Ketua MUI Sebut Masjid Bisa Digunakan untuk Berpolitik

Ketua MUI Bidang Dakwah Cholil Nafis menyebut, Masjid bisa digunakan untuk berpolitik, tapi bukan sembarang politik. Ada syarat tertentu agar masjid bisa digunakan untuk politik.

"Kalaupun masjid akan digunakan untuk politik, maka yang dimaksud adalah politik kebangsaan dan keadaban, yaitu politik untuk mempersatukan umat. Menjelaskan tata nilai politik yang luhur dan cita-cita pendiri bangsa Indonesia," jelas Kiai Cholil dalam pernyataan tertulis, Selasa (20/6).

Cholil menjelaskan terkait preferensi politik, orang dapat memilih berdasar selera masing-masing, mungkin karena kesamaan suku, agama, ras atau hal-hal lain karena adanya pertemuan emosi.

"Tetapi yang terpenting adalah bagaimana satu sama lain tetap saling menghargai dan menghormati," ujar dia.

Kiai Cholil berpesan, hasrat politik jangan sampai melupakan seseorang pada ranah-ranah publik yang menjadi simbol pemersatu. Artinya ada tempat tertentu yang tidak boleh digunakan untuk kampanye atau untuk mendukung salah satu calon atau pasangan calon, contohnya masjid dan tempat ibadah lainnya.

"Kalau masjid digunakan untuk politik praktis, misal kampanye capres X saja, maka dijamin jemaahnya bubar," tegas Kiai Cholil.

Kiai Cholil juga menyampaikan pesan tersebut dalam acara silaturahmi Komisi Dakwah MUI Pusat dan MUI Kota Administrasi Jakarta Pusat dengan tajuk "Urgensi Peran Dai dan Dewan Kemakmuran Masjid dalam Menjaga Ukhuwah di Tahun Politik".

Acara diikuti 100 dai dan bertempat di Aula Serbaguna Wali kota Jakarta Pusat pada Senin (19/6). Acara ini menghadirkan KH. M. Cholil Nafis, Lc., MA, Ph.D, Ketua MUI bidang Dakwah dan Ukhuwah MUI Pusat, KH. Ahmad Zubaidi, MA, Ketua Komisi Dakwah MUI Pusat, Halman Muhdar, Ketua Bawaslu Jakarta Pusat, dan Irjen Pol (Purn) Ir.

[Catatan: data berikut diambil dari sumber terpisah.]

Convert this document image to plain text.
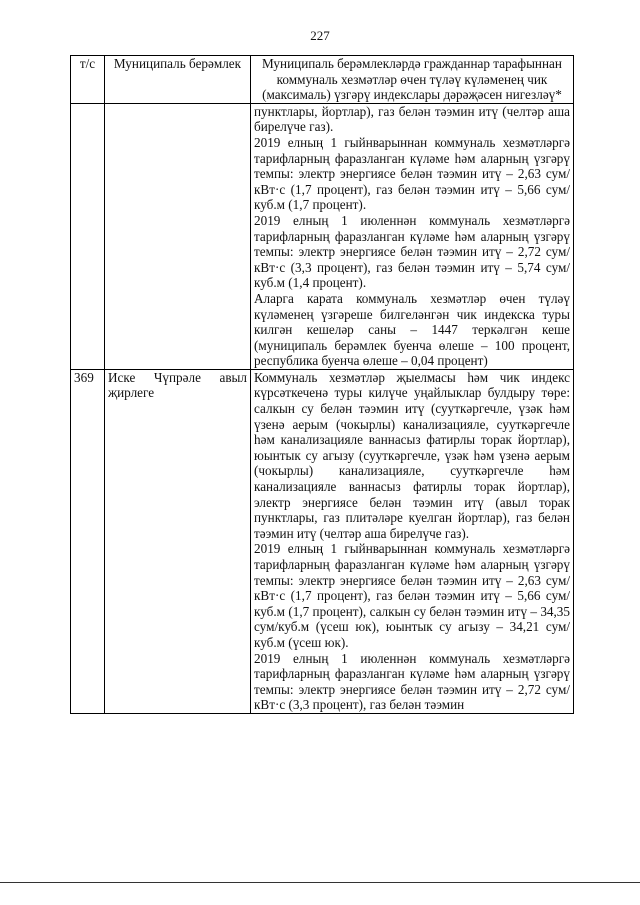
227
т/с	Муниципаль берәмлек	Муниципаль берәмлекләрдә гражданнар тарафыннан коммуналь хезмәтләр өчен түләү күләменең чик (максималь) үзгәрү индекслары дәрәҗәсен нигезләү*

		пунктлары, йортлар), газ белән тәэмин итү (челтәр аша бирелүче газ).

2019 елның 1 гыйнварыннан коммуналь хезмәтләргә тарифларның фаразланган күләме һәм аларның үзгәрү темпы: электр энергиясе белән тәэмин итү – 2,63 сум/кВт·с (1,7 процент), газ белән тәэмин итү – 5,66 сум/куб.м (1,7 процент).

2019 елның 1 июленнән коммуналь хезмәтләргә тарифларның фаразланган күләме һәм аларның үзгәрү темпы: электр энергиясе белән тәэмин итү – 2,72 сум/кВт·с (3,3 процент), газ белән тәэмин итү – 5,74 сум/куб.м (1,4 процент).

Аларга карата коммуналь хезмәтләр өчен түләү күләменең үзгәреше билгеләнгән чик индекска туры килгән кешеләр саны – 1447 теркәлгән кеше (муниципаль берәмлек буенча өлеше – 100 процент, республика буенча өлеше – 0,04 процент)

369	Иске Чүпрәле авыл җирлеге	Коммуналь хезмәтләр җыелмасы һәм чик индекс күрсәткеченә туры килүче уңайлыклар булдыру төре: салкын су белән тәэмин итү (сууткәргечле, үзәк һәм үзенә аерым (чокырлы) канализацияле, сууткәргечле һәм канализацияле ваннасыз фатирлы торак йортлар), юынтык су агызу (сууткәргечле, үзәк һәм үзенә аерым (чокырлы) канализацияле, сууткәргечле һәм канализацияле ваннасыз фатирлы торак йортлар), электр энергиясе белән тәэмин итү (авыл торак пунктлары, газ плитәләре куелган йортлар), газ белән тәэмин итү (челтәр аша бирелүче газ).

2019 елның 1 гыйнварыннан коммуналь хезмәтләргә тарифларның фаразланган күләме һәм аларның үзгәрү темпы: электр энергиясе белән тәэмин итү – 2,63 сум/кВт·с (1,7 процент), газ белән тәэмин итү – 5,66 сум/куб.м (1,7 процент), салкын су белән тәэмин итү – 34,35 сум/куб.м (үсеш юк), юынтык су агызу – 34,21 сум/куб.м (үсеш юк).

2019 елның 1 июленнән коммуналь хезмәтләргә тарифларның фаразланган күләме һәм аларның үзгәрү темпы: электр энергиясе белән тәэмин итү – 2,72 сум/кВт·с (3,3 процент), газ белән тәэмин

Hamli, M.Si.

Kiai Cholil dalam paparannya juga mengatakan bahwa kunci terjaganya perdamaian di tahun politik ini adalah kalau para politisi dan semua pendukungnya berpolitik dengan mengedepankan akhlaqul karimah.

"Dengan akhlaqul karimah, maka siapa pun yang berkecimpung di politik akan punya rambu-rambu universal sebagai pengendali hasrat politiknya, sehingga berpolitik tidak asal mencapai tujuannya, tetapi melalui proses yang luhur," jelas Kiai Cholil.